Here in the northern hemisphere of our beautiful planet, the days are getting shorter and the nights are getting longer. We are approaching the longest night of the year, December 21. Hence all the festivals of light in different traditions: celebrations and reassurances of the return of the light during periods of deepening darkness. But with decorative electric lights and the often frantic pace of holiday preparations and celebrations I wonder if we miss the gifts of the darkness.
Darkness- both a literal lack of light and those times when we are feeling loss or lost- asks us to slow down, to feel our way along, to wait patiently until our eyes (inner or outer) become accustomed to seeing the shadows (which can include hidden or rejected aspects of self.) In this slowing down there can be a deepening, a turning inward to sit quietly with what we don’t know and with what has happened in the last year, asking for visioning for the year to come. Western cultures tend to associate the dark with what is negative or difficult, and fear of the dark can keep us frantically moving, trying to outrun our own inner places of ambivalence, anxiety and ambiguity. But our fear of what the darkness might hold can rob us of the rest and revelation it can offer.
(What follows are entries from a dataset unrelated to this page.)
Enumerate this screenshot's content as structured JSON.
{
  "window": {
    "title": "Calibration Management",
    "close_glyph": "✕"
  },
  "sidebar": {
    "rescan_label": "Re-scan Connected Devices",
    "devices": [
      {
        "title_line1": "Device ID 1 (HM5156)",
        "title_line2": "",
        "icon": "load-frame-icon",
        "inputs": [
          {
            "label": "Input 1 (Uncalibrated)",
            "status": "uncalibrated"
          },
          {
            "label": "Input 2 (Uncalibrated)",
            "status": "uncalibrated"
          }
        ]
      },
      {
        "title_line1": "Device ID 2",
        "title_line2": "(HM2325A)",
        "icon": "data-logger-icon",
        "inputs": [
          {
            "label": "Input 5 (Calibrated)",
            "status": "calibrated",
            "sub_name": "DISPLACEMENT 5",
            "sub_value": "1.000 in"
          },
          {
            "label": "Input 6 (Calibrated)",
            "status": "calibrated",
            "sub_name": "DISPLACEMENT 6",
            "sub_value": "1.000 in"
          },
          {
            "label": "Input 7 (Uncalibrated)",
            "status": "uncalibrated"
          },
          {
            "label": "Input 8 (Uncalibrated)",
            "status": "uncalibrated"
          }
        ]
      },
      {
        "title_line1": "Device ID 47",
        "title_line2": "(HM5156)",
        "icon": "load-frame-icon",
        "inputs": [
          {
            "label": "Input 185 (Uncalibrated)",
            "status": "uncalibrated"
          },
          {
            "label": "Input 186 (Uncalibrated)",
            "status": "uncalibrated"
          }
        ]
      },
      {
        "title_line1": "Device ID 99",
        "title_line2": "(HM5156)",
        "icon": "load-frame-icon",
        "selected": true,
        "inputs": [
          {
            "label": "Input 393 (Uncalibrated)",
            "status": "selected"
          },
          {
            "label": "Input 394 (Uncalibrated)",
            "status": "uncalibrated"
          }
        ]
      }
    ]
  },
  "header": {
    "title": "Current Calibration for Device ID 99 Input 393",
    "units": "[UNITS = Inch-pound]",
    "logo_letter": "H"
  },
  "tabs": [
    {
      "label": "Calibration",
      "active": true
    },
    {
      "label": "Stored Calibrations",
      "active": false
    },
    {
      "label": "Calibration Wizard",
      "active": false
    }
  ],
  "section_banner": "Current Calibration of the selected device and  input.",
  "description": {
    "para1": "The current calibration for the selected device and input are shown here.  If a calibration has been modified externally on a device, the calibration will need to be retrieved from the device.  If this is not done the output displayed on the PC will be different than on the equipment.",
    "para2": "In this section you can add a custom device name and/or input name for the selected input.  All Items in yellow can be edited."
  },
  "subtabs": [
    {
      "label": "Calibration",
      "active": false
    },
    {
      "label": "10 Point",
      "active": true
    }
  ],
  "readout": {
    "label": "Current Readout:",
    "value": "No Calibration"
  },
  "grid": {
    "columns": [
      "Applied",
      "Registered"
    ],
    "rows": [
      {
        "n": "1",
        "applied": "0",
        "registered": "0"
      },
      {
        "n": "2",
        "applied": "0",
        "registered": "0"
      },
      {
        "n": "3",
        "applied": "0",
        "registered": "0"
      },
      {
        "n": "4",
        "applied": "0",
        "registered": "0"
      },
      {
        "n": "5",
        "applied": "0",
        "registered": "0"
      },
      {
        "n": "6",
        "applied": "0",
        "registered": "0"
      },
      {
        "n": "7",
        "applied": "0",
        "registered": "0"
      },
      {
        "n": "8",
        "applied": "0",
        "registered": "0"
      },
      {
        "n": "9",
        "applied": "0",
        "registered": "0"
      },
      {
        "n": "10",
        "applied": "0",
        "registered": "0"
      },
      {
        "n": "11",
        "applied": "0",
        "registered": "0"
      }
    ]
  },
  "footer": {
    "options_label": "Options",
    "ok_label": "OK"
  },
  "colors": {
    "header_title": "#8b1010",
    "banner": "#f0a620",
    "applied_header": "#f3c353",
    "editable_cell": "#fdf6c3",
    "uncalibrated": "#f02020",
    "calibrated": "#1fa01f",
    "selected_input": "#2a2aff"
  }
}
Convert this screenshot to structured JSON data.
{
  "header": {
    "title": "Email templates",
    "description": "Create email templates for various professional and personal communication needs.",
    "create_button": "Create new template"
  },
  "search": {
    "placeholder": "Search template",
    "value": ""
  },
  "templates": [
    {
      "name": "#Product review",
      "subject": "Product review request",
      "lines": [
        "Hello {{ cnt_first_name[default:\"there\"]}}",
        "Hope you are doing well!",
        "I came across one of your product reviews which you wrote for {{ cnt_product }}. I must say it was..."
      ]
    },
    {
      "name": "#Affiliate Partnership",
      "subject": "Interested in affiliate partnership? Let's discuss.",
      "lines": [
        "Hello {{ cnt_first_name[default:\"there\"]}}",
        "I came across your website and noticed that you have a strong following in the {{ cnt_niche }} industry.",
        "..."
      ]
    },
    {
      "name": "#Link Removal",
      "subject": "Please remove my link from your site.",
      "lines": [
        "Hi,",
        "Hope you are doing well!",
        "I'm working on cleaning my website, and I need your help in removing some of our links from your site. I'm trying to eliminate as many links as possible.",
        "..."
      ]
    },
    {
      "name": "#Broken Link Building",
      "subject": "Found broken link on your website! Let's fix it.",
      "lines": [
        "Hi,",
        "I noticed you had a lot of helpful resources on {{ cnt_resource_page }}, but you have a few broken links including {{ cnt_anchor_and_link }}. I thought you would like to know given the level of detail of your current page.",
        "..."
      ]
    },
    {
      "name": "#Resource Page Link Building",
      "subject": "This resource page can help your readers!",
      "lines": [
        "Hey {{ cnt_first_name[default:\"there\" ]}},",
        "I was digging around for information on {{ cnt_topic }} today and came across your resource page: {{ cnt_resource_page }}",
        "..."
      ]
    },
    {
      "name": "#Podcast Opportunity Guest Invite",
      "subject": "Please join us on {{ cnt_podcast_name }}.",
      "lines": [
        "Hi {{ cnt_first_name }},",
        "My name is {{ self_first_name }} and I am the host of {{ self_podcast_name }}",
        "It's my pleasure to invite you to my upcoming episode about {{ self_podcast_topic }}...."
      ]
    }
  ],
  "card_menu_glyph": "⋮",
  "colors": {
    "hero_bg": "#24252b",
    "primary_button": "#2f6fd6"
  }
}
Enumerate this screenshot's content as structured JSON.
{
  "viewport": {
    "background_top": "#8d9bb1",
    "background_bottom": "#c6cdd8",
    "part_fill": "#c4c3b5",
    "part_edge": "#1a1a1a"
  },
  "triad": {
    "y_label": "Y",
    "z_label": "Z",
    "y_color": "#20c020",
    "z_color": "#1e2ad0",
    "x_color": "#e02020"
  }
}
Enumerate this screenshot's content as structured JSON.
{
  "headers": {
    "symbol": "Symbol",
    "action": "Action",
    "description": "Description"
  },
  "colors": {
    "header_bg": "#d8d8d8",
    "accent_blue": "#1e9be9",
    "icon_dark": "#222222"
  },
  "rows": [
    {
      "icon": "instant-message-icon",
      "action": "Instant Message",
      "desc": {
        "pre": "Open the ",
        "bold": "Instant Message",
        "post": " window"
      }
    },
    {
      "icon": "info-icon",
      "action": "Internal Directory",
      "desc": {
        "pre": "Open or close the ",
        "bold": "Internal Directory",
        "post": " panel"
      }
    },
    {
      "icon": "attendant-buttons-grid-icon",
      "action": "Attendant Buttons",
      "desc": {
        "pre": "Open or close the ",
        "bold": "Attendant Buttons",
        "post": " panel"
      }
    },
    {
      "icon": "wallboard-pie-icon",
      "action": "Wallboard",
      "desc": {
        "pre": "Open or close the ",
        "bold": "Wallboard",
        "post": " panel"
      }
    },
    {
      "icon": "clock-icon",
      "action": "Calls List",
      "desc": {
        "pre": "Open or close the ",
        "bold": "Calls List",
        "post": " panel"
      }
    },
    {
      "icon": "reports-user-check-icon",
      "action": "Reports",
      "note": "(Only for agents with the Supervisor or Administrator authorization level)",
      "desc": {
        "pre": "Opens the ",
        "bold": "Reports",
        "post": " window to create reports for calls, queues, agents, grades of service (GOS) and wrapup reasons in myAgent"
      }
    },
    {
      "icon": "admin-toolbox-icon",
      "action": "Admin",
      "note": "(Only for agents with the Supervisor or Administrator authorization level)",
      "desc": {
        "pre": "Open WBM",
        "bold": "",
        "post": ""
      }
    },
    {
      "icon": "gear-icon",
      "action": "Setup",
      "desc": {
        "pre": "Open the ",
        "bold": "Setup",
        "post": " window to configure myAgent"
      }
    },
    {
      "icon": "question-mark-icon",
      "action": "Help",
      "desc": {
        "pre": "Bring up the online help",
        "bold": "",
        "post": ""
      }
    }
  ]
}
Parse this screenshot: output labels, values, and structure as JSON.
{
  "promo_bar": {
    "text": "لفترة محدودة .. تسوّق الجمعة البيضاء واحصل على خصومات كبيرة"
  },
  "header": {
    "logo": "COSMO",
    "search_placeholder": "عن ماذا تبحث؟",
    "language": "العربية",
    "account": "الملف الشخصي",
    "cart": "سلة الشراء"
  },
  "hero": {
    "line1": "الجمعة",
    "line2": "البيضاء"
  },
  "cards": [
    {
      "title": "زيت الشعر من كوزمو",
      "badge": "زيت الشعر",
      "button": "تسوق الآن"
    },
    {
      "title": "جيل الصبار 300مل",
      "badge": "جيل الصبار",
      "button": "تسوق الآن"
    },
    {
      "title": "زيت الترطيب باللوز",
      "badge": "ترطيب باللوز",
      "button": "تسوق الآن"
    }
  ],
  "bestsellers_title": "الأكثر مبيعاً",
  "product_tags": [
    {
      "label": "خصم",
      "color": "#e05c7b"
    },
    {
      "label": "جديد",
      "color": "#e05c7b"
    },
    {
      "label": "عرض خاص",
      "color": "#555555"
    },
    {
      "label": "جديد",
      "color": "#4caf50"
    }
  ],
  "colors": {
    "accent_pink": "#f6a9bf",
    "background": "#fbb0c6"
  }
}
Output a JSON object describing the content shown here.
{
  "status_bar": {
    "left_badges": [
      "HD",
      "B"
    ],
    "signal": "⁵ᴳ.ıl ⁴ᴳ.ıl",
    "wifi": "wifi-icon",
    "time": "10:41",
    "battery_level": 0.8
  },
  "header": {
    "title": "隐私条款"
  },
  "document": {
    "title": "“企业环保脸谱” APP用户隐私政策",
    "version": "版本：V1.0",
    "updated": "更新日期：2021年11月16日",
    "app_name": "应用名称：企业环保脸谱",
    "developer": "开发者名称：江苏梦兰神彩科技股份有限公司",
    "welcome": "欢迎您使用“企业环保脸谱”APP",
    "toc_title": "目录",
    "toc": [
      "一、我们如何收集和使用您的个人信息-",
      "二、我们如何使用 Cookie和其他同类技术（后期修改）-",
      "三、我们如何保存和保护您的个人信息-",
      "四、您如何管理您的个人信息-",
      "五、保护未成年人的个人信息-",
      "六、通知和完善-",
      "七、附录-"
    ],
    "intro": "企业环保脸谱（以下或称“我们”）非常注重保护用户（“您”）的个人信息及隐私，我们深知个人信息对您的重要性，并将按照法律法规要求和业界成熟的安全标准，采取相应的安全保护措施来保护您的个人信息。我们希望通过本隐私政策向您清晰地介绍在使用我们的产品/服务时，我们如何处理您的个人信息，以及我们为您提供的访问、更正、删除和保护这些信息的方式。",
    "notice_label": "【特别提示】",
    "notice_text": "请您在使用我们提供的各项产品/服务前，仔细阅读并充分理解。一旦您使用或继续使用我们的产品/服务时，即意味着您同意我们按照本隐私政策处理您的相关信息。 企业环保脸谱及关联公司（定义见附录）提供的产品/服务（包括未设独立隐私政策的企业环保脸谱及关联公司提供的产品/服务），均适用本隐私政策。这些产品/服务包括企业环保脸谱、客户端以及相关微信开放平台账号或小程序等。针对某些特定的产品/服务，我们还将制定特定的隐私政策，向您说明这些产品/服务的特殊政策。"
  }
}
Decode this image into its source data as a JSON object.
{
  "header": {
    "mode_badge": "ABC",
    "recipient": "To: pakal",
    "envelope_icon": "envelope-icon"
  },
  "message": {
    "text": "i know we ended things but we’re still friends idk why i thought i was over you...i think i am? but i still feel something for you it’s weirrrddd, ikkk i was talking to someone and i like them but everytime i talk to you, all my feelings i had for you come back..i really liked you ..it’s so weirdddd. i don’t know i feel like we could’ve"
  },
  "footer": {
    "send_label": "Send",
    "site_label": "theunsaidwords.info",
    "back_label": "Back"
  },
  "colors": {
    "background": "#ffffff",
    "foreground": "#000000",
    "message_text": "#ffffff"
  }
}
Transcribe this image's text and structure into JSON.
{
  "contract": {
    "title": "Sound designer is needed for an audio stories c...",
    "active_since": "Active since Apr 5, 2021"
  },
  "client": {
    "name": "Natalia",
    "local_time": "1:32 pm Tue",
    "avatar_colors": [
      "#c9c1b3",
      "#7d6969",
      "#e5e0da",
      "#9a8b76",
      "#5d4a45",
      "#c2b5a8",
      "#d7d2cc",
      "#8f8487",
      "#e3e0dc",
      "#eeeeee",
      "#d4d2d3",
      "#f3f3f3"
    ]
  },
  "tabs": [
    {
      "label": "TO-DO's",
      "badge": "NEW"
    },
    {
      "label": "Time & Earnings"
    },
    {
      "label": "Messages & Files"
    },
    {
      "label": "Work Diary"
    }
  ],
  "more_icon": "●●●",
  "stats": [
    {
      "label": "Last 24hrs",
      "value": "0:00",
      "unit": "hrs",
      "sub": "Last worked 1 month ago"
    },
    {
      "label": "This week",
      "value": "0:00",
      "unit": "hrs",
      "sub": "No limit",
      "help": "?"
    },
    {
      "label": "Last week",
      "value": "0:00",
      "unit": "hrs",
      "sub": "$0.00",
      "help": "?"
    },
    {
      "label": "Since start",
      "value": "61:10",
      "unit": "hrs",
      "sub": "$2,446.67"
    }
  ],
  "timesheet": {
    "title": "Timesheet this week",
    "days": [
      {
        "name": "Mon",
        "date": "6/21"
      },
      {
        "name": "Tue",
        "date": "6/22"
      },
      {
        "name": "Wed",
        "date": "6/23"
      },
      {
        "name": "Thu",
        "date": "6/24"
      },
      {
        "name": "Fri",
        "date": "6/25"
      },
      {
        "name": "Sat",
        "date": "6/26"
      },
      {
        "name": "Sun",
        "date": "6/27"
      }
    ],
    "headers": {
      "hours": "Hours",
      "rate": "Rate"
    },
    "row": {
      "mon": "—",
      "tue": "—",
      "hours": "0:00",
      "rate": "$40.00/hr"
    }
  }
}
Don’t get me wrong, I love the festivals of light. But both the literal ones coming up and the times of fullness and activity in our lives might be more fully savored and celebrated if we could also receive some of the deep listening, personal insights and rejuvenating rest of the darkness. Ask any artist who paints how they make that which is light brighter- they paint what is dark close to the light making both more vivid and real. Perhaps we need to taste the darkness before we launch into celebrations of the returning light.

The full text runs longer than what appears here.